Here, he showed the paradox of globalisation and global art: Art has always been taken as a connected system in the world, but globalisation tends to "create tension" in the modern (and/ or globalised) society. Furthermore, Schmitz pointed out that art, 'like all power practices" has moral ambivalences, and hence the paradoxes. Through his paper, Schmitz scrutinized the paradoxical requirements of globalisation, especially in the Asian context. He explained the historicity of art terminology and its off-late Euroc-centric projections.

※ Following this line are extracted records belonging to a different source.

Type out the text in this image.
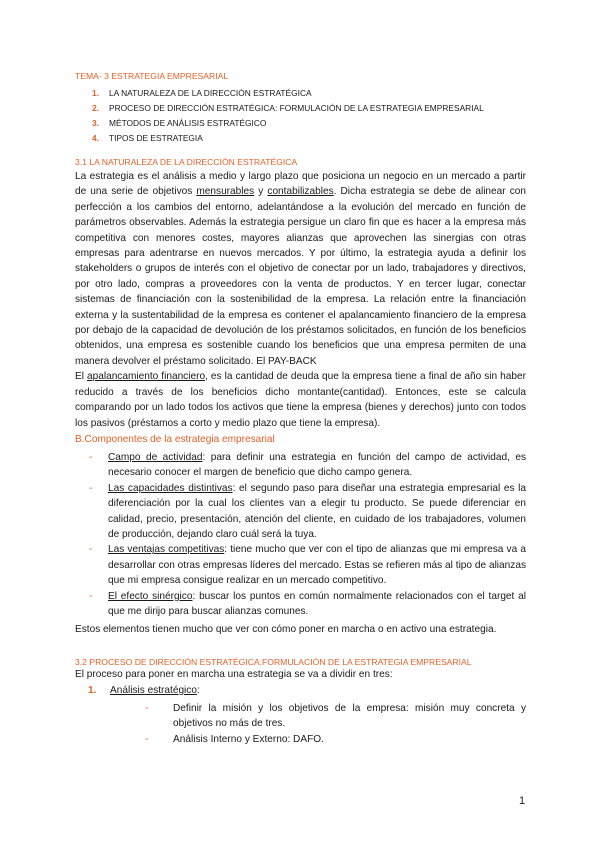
TEMA- 3 ESTRATEGIA EMPRESARIAL
1. LA NATURALEZA DE LA DIRECCIÓN ESTRATÉGICA
2. PROCESO DE DIRECCIÓN ESTRATÉGICA: FORMULACIÓN DE LA ESTRATEGIA EMPRESARIAL
3. MÉTODOS DE ANÁLISIS ESTRATÉGICO
4. TIPOS DE ESTRATEGIA
3.1 LA NATURALEZA DE LA DIRECCIÓN ESTRATÉGICA

La estrategia es el análisis a medio y largo plazo que posiciona un negocio en un mercado a partir de una serie de objetivos mensurables y contabilizables. Dicha estrategia se debe de alinear con perfección a los cambios del entorno, adelantándose a la evolución del mercado en función de parámetros observables. Además la estrategia persigue un claro fin que es hacer a la empresa más competitiva con menores costes, mayores alianzas que aprovechen las sinergias con otras empresas para adentrarse en nuevos mercados. Y por último, la estrategia ayuda a definir los stakeholders o grupos de interés con el objetivo de conectar por un lado, trabajadores y directivos, por otro lado, compras a proveedores con la venta de productos. Y en tercer lugar, conectar sistemas de financiación con la sostenibilidad de la empresa. La relación entre la financiación externa y la sustentabilidad de la empresa es contener el apalancamiento financiero de la empresa por debajo de la capacidad de devolución de los préstamos solicitados, en función de los beneficios obtenidos, una empresa es sostenible cuando los beneficios que una empresa permiten de una manera devolver el préstamo solicitado. El PAY-BACK

El apalancamiento financiero, es la cantidad de deuda que la empresa tiene a final de año sin haber reducido a través de los beneficios dicho montante(cantidad). Entonces, este se calcula comparando por un lado todos los activos que tiene la empresa (bienes y derechos) junto con todos los pasivos (préstamos a corto y medio plazo que tiene la empresa).

B.Componentes de la estrategia empresarial
- Campo de actividad: para definir una estrategia en función del campo de actividad, es necesario conocer el margen de beneficio que dicho campo genera.
- Las capacidades distintivas: el segundo paso para diseñar una estrategia empresarial es la diferenciación por la cual los clientes van a elegir tu producto. Se puede diferenciar en calidad, precio, presentación, atención del cliente, en cuidado de los trabajadores, volumen de producción, dejando claro cuál será la tuya.
- Las ventajas competitivas: tiene mucho que ver con el tipo de alianzas que mi empresa va a desarrollar con otras empresas líderes del mercado. Estas se refieren más al tipo de alianzas que mi empresa consigue realizar en un mercado competitivo.
- El efecto sinérgico: buscar los puntos en común normalmente relacionados con el target al que me dirijo para buscar alianzas comunes.
Estos elementos tienen mucho que ver con cómo poner en marcha o en activo una estrategia.
3.2 PROCESO DE DIRECCIÓN ESTRATÉGICA:FORMULACIÓN DE LA ESTRATEGIA EMPRESARIAL
El proceso para poner en marcha una estrategia se va a dividir en tres:
1. Análisis estratégico:
- Definir la misión y los objetivos de la empresa: misión muy concreta y objetivos no más de tres.
- Análisis Interno y Externo: DAFO.
1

Hofer’s lecture on Tibetan art and its contemporary form, on the other hand, looked at globalisation as means of bringing about an amalgamation of cultures. The art historian believes that Tibetan art is influenced by three factors: its culture, the ways of the west and the different forms of Avant-Garde practices. Hofer reckons that at present, one can see the modern facade of Tibetan art, primarily due to the “exiled Tibetan artists living all over the world”. As she endeavoured to place the present Tibetan art in the global scenario, she showed multiple paintings, by artists like Gedun Choephel, Wang Shiming, Somani, Gonkar Gyatso, Gade, Kesang Lamdark among others, to show how they and other Tibetan artists have found new forms of expression through their art.

These paper presentations put forward different milieus of the global art world. When asked what the main objective behind the programme was, Sangeeta Thapa, chairperson of the Siddhartha Arts Foundation and director of the Siddhartha Art Gallery said, “We want to promote art culture in Nepal as much as possible. In this regard, talk programmes and lectures by art scholars help our understanding of global art, and hence aid the progress of our own art.”

The programme was graced by the presence of artists like Sujan Chitrakar, scholars like Abhi Subedi, and other art lovers. The audience also got to interact with the scholars via a questionanswer session, and it seemed that most of the attendants were benefitted by the event. The SAF was supported by the Danish Institute for Culture and Development in organising the programme.